In dynamic discrete choice analysis, controlling for unobserved heterogeneity is an im- portant issue, and finite mixture models provide flexible ways to account for unobserved heterogeneity. This paper studies nonparametric identifiability of type probabilities and type-specific component distributions in finite mixture models of dynamic discrete choices. We derive sufficient conditions for nonparametric identification for various finite mixture models of dynamic discrete choices used in applied work. Three elements emerge as the important determinants of identification; the time-dimension of panel data, the number of values the covariates can take, and the heterogeneity of the response of different types to changes in the covariates. For example, in a simple case, a time-dimension of T = 3 is sufficient for identification, provided that the number of values the covariates can take is no smaller than the number of types, and that the changes in the covariates induce sufficiently heterogeneous variations in the choice probabilities across types. Type-specific components are identifiable even when state dependence is present as long as the panel has a moderate time-dimension ( T {u2265} 6). We also develop a series logit estimator for finite mixture models of dynamic discrete choices and derive its convergence rate.

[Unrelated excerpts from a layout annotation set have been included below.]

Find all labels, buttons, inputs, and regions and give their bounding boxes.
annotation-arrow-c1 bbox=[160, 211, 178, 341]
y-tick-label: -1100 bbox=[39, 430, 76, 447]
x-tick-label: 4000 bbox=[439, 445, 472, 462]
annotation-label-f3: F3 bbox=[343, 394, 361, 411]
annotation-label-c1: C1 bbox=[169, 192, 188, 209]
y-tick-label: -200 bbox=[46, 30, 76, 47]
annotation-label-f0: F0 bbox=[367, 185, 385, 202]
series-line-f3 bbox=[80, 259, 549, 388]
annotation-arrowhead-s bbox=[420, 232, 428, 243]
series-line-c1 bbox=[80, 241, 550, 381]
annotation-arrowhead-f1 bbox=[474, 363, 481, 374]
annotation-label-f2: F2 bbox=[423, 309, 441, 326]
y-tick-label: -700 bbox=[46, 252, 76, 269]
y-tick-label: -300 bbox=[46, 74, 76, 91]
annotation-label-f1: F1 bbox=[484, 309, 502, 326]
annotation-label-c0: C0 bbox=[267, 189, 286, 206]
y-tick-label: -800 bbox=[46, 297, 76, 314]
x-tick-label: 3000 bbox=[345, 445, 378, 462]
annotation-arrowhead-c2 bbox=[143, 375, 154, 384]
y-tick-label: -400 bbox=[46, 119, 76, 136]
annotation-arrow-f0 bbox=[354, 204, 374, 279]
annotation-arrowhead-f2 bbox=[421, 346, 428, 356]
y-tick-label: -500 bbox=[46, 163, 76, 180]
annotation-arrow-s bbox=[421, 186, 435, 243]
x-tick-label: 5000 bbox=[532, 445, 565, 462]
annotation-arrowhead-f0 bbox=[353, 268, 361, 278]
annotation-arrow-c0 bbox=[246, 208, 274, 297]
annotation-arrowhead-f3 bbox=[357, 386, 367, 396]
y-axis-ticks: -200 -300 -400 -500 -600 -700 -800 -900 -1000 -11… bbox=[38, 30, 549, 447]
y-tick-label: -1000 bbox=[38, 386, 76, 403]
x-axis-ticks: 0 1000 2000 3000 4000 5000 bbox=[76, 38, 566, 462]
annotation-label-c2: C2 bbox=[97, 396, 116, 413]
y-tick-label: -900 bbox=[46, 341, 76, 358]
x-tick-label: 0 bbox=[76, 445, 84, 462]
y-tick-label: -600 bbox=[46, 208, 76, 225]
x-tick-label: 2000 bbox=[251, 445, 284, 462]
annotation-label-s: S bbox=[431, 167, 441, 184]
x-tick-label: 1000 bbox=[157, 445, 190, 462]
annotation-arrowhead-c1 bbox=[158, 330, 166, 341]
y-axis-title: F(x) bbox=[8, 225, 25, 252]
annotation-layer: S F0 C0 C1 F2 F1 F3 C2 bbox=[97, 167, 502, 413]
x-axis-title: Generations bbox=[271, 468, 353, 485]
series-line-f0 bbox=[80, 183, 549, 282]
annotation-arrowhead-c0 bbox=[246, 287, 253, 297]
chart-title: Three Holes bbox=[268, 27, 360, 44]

Identification in Some Discrete Choice Models

Identification in Some Discrete Choice Models
Author: Eric Mbakop
Publisher:
Total Pages: 0
Release: 2022
Genre:
ISBN:

Download Identification in Some Discrete Choice Models Book in PDF, ePub and Kindle

This paper develops a new computational method that generates all the conditional moment inequalities that characterize the identified set of the parametric components of several semi- parametric panel data models of discrete choice. I consider very flexible models that only impose weak distributional restrictions on the joint distribution of the covariates, fixed effects and shocks. By exploiting the discreteness and convexity of the problem, I show that the identified set of the parametric component of the model can be characterized from the extreme points of a polytope which I describe explicitly. A direct implication of this observation is that finding all the inequalities that characterize the sharp identified set can be viewed as a purely computational problem, and any algorithm that can retrieve all the extreme points of our polytopes recovers all the inequality restrictions that characterize the identified set. The determination of all the extreme points of a polytope is a computational difficult task, and I exploit the particular structure the polytopes that occur in discrete choice models to propose an algorithm that works well for problems of moderate size. The algorithm is used to re-derive many known results: The algorithm can, for instance, recover all the conditional moment inequalities that were found in Manski 1987, Pakes and Porter 2021 and Khan, Ponomareva, and Tamer 2021. I also use the algorithm to generate some new conditional moment inequalities under alternative distributional assumptions, as well to generate new inequalities in some cases that were left open in Pakes and Porter 2021 and Khan, Ponomareva, and Tamer 2021.